Indian readymade garments have duty-free access to Japan following the Indo-Japan Comprehensive Economic Partnership Agreement (CEPA).
As of now India’s share in Japan’s readymade garment imports is just 0.9 per cent. China, Vietnam, Bangladesh, Cambodia, Indonesia, Italy, Myanmar and Thailand are ahead of India in terms of garment exports to Japan. India has only a 1.63 per cent share of Japan’s home textile imports. India’s exports of textile products like yarn, fabrics and fiber to Japan are also negligible. So to begin with India is considering sending vessels directly to Japan so that logistics time and costs are reduced.
India and Japan signed the Comprehensive Economic Partnership Agreement (CEPA) in 2011.Indian textiles have not really penetrated the Japanese market. One opinion is that Indian exporters are unable to meet quality standards of Japanese buyers, which is the core issue. At India Trend Fair, held in Japan, July 20 to 22, 2022, around 150 Indian businesses showcased their latest collections to Japanese buyers, wholesalers, importers, and retailers. Businesses presented products specially designed to suit Japanese customer demand and local market trends.

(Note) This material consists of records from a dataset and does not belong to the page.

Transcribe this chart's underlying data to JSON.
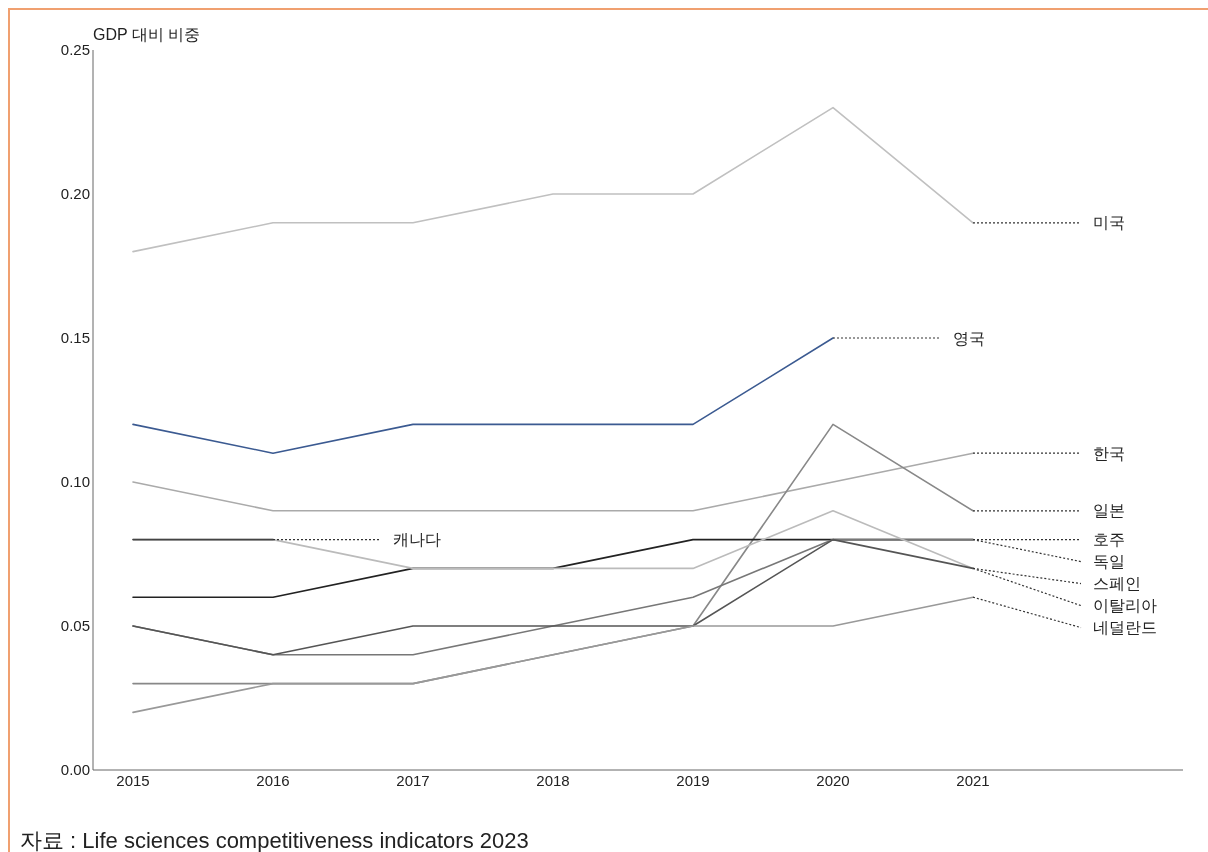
{
  "chart_data": {
    "type": "line",
    "ylabel": "GDP 대비 비중",
    "categories": [
      "2015",
      "2016",
      "2017",
      "2018",
      "2019",
      "2020",
      "2021"
    ],
    "ylim": [
      0,
      0.25
    ],
    "yticks": [
      {
        "value": 0,
        "label": "0.00"
      },
      {
        "value": 0.05,
        "label": "0.05"
      },
      {
        "value": 0.1,
        "label": "0.10"
      },
      {
        "value": 0.15,
        "label": "0.15"
      },
      {
        "value": 0.2,
        "label": "0.20"
      },
      {
        "value": 0.25,
        "label": "0.25"
      }
    ],
    "grid": false,
    "marker": "none",
    "line_style": "solid",
    "series": [
      {
        "name": "미국",
        "color": "#c0c0c0",
        "values": [
          0.18,
          0.19,
          0.19,
          0.2,
          0.2,
          0.23,
          0.19
        ]
      },
      {
        "name": "영국",
        "color": "#3b5a91",
        "values": [
          0.12,
          0.11,
          0.12,
          0.12,
          0.12,
          0.15,
          null
        ]
      },
      {
        "name": "한국",
        "color": "#aaaaaa",
        "values": [
          0.1,
          0.09,
          0.09,
          0.09,
          0.09,
          0.1,
          0.11
        ]
      },
      {
        "name": "일본",
        "color": "#888888",
        "values": [
          0.03,
          0.03,
          0.03,
          0.04,
          0.05,
          0.12,
          0.09
        ]
      },
      {
        "name": "호주",
        "color": "#222222",
        "values": [
          0.06,
          0.06,
          0.07,
          0.07,
          0.08,
          0.08,
          0.08
        ]
      },
      {
        "name": "독일",
        "color": "#777777",
        "values": [
          0.05,
          0.04,
          0.04,
          0.05,
          0.06,
          0.08,
          0.08
        ]
      },
      {
        "name": "스페인",
        "color": "#bbbbbb",
        "values": [
          0.08,
          0.08,
          0.07,
          0.07,
          0.07,
          0.09,
          0.07
        ]
      },
      {
        "name": "이탈리아",
        "color": "#555555",
        "values": [
          0.05,
          0.04,
          0.05,
          0.05,
          0.05,
          0.08,
          0.07
        ]
      },
      {
        "name": "네덜란드",
        "color": "#999999",
        "values": [
          0.02,
          0.03,
          0.03,
          0.04,
          0.05,
          0.05,
          0.06
        ]
      },
      {
        "name": "캐나다",
        "color": "#444444",
        "values": [
          0.08,
          0.08,
          null,
          null,
          null,
          null,
          null
        ]
      }
    ],
    "annotations": [
      "자료 : Life sciences competitiveness indicators 2023"
    ]
  }
}
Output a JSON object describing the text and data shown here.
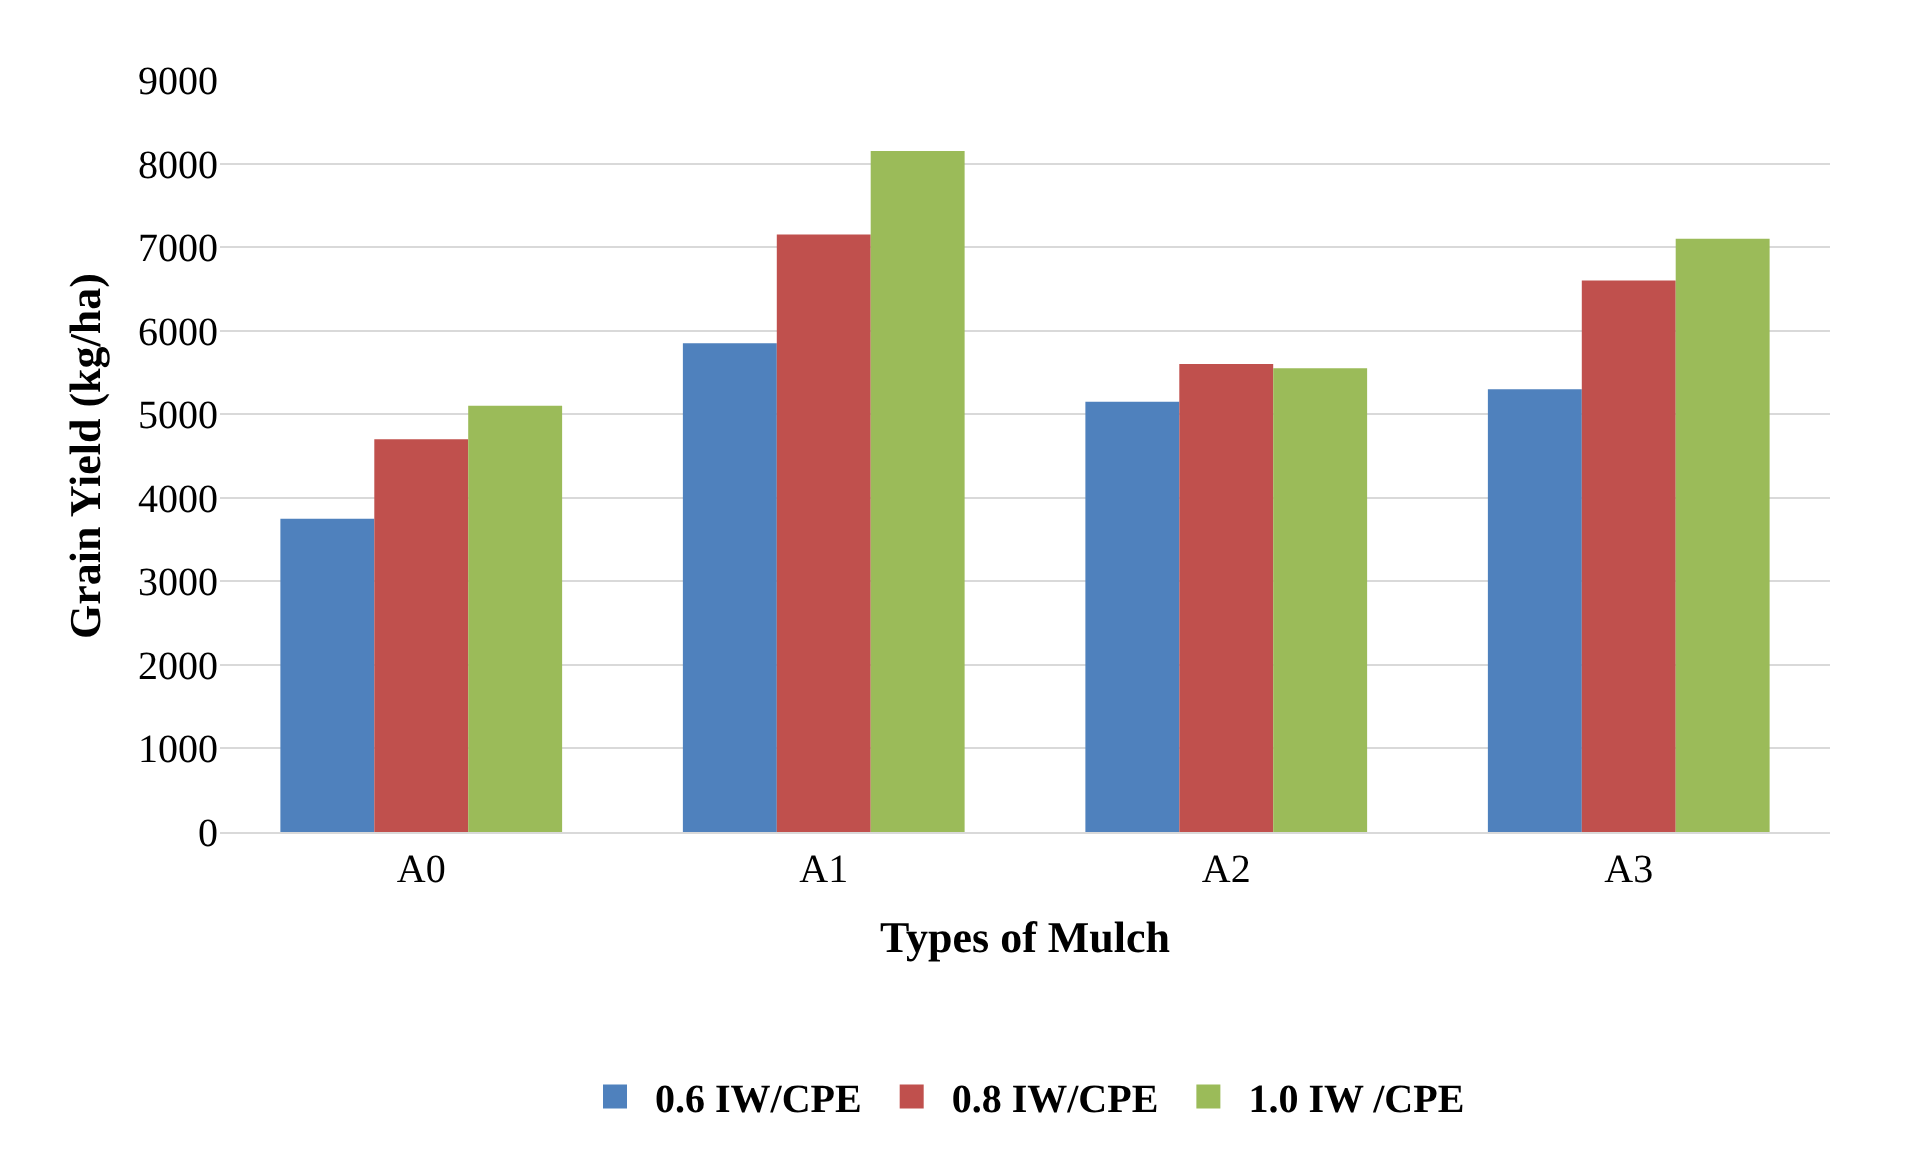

As many as 84 prominent Japanese buyers, including trading companies and retail chains/stores, are in India to source their requirements from the 112-odd Indian exhibitors who have displayed garments at Upnext India 2023.
Adidas expects sales to decline
Adidas expects a high single-digit decline in sales in 2023. The sporting goods maker’s revenue grew by one per cent in currency-neutral terms in 2022.
Writing off the inventory altogether would lead to an additional 500 million euro drop in operating profit along with one-off costs in 2023 of up to 200 million euros as part of a review to return to profitable growth in 2024.
In 2022, Adidas revenues increased one per cent in currency-neutral terms.In reported terms, sales were up six per cent. The company’s gross margin reached a level of 47.3 per cent. In 2021 it was 50.7 per cent. In 2022 operating margin was three per cent. The company expects 2023 to be a year of transition to set the base to again be a growing and profitable company. Full focus will be put on the consumer, retail partners and employees.
The company’s underlying operating profit is projected to be around the break-even level.While the company continues to review future options for the utilization of its Yeezy inventory, this guidance already accounts for the significant adverse impact from not selling the existing stock. This would lower revenues and operating profit for this year.